Barth stands before us as the greatest theologian of the twentieth century, yet the massive corpus of work which he left behind, the multi volume Church Dogmatics, can seem daunting and formidable to readers today. Fortunately his Dogmatics in Outline first published in English in 1949, contains in brilliantly concentrated form even in shorthand, the essential tenets of his thinking. Built around the assertions made in the Apostles Creed the book consists of a series of reflections on the foundation stones of Christian doctrine. Because Dogmatics in Outline derives from very particular circumstances namely the lectures Barth gave in war-shattered Germany in 1946, it has an urgency and a compassion which lend the text a powerful simplicity. Despite its brevity the book makes a tremendous impact, which in this new edition will now be felt by a fresh generation of readers.
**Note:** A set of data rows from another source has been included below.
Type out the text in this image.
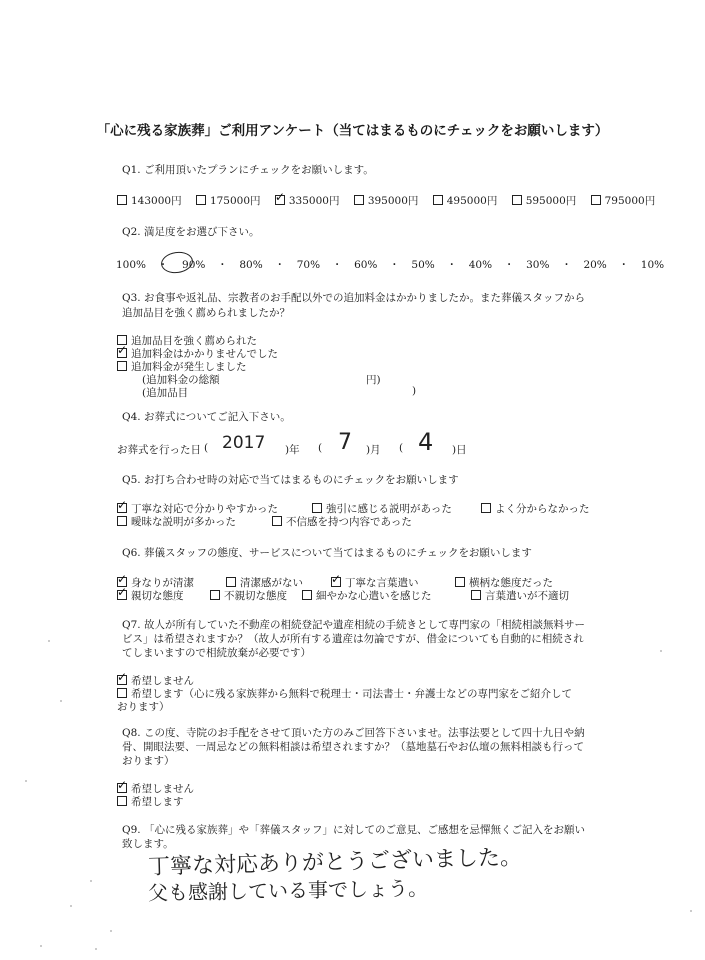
「心に残る家族葬」ご利用アンケート（当てはまるものにチェックをお願いします）
Q1. ご利用頂いたプランにチェックをお願いします。
143000円	175000円 ✓	335000円	395000円	495000円	595000円	795000円
Q2. 満足度をお選び下さい。
100% ・ 90% ・ 80% ・ 70% ・ 60% ・ 50% ・ 40% ・ 30% ・ 20% ・ 10%
Q3. お食事や返礼品、宗教者のお手配以外での追加料金はかかりましたか。また葬儀スタッフから
追加品目を強く薦められましたか？
追加品目を強く薦められた
✓追加料金はかかりませんでした
追加料金が発生しました
(追加料金の総額	円)
(追加品目	)
Q4. お葬式についてご記入下さい。
お葬式を行った日 ( 2017 )年 ( 7 )月 ( 4 )日
Q5. お打ち合わせ時の対応で当てはまるものにチェックをお願いします
✓丁寧な対応で分かりやすかった	強引に感じる説明があった	よく分からなかった
曖昧な説明が多かった	不信感を持つ内容であった
Q6. 葬儀スタッフの態度、サービスについて当てはまるものにチェックをお願いします
✓身なりが清潔	清潔感がない ✓	丁寧な言葉遣い	横柄な態度だった
✓親切な態度	不親切な態度	細やかな心遣いを感じた	言葉遣いが不適切
Q7. 故人が所有していた不動産の相続登記や遺産相続の手続きとして専門家の「相続相談無料サー
ビス」は希望されますか？（故人が所有する遺産は勿論ですが、借金についても自動的に相続され
てしまいますので相続放棄が必要です）
✓希望しません
希望します（心に残る家族葬から無料で税理士・司法書士・弁護士などの専門家をご紹介して
おります）
Q8. この度、寺院のお手配をさせて頂いた方のみご回答下さいませ。法事法要として四十九日や納
骨、開眼法要、一周忌などの無料相談は希望されますか？（墓地墓石やお仏壇の無料相談も行って
おります）
✓希望しません
希望します
Q9. 「心に残る家族葬」や「葬儀スタッフ」に対してのご意見、ご感想を忌憚無くご記入をお願い
致します。
丁寧な対応ありがとうございました。
父も感謝している事でしょう。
Karl Barth was a Swiss Reformed theologian whom critics hold to be among the most important Christian thinkers of the 20th century.
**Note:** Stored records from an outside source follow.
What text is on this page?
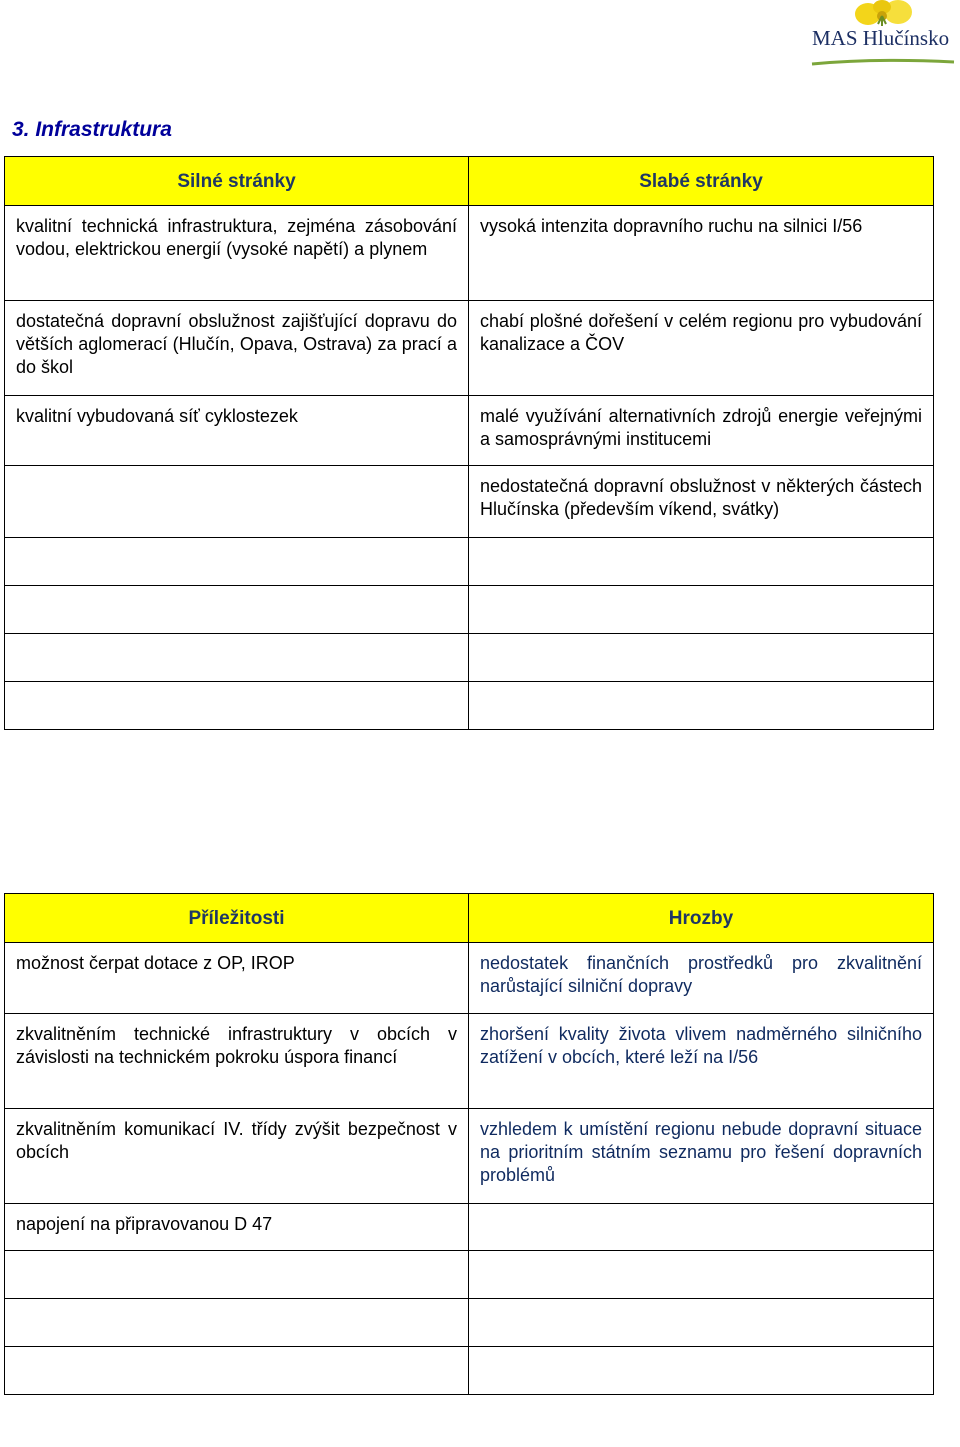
MAS Hlučínsko
3. Infrastruktura
Silné stránky	Slabé stránky
kvalitní technická infrastruktura, zejména zásobování vodou, elektrickou energií (vysoké napětí) a plynem	vysoká intenzita dopravního ruchu na silnici I/56
dostatečná dopravní obslužnost zajišťující dopravu do větších aglomerací (Hlučín, Opava, Ostrava) za prací a do škol	chabí plošné dořešení v celém regionu pro vybudování kanalizace a ČOV
kvalitní vybudovaná síť cyklostezek	malé využívání alternativních zdrojů energie veřejnými a samosprávnými institucemi
	nedostatečná dopravní obslužnost v některých částech Hlučínska (především víkend, svátky)

Příležitosti	Hrozby
možnost čerpat dotace z OP, IROP	nedostatek finančních prostředků pro zkvalitnění narůstající silniční dopravy
zkvalitněním technické infrastruktury v obcích v závislosti na technickém pokroku úspora financí	zhoršení kvality života vlivem nadměrného silničního zatížení v obcích, které leží na I/56
zkvalitněním komunikací IV. třídy zvýšit bezpečnost v obcích	vzhledem k umístění regionu nebude dopravní situace na prioritním státním seznamu pro řešení dopravních problémů
napojení na připravovanou D 47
Beginning with his experience as a pastor, he rejected his training in the predominant liberal theology typical of 19th-century Protestantism. Instead he embarked on a new theological path initially called dialectical theology, due to its stress on the paradoxical nature of divine truth (e.g., God's relationship to humanity embodies both grace and judgment). Other critics have referred to Barth as the father of neo-orthodoxy -- a term emphatically rejected by Barth himself. The most accurate description of his work might be "a theology of the Word." Barth's theological thought emphasized the sovereignty of God, particularly through his innovative doctrine of election.
Barth tries to recover the Doctrine of the Trinity in theology from its putative loss in liberalism. His argument follows from the idea that God is the object of God's own self-knowledge, and revelation in the Bible means the self-unveiling to humanity of the God who cannot be discovered by humanity simply through its own efforts.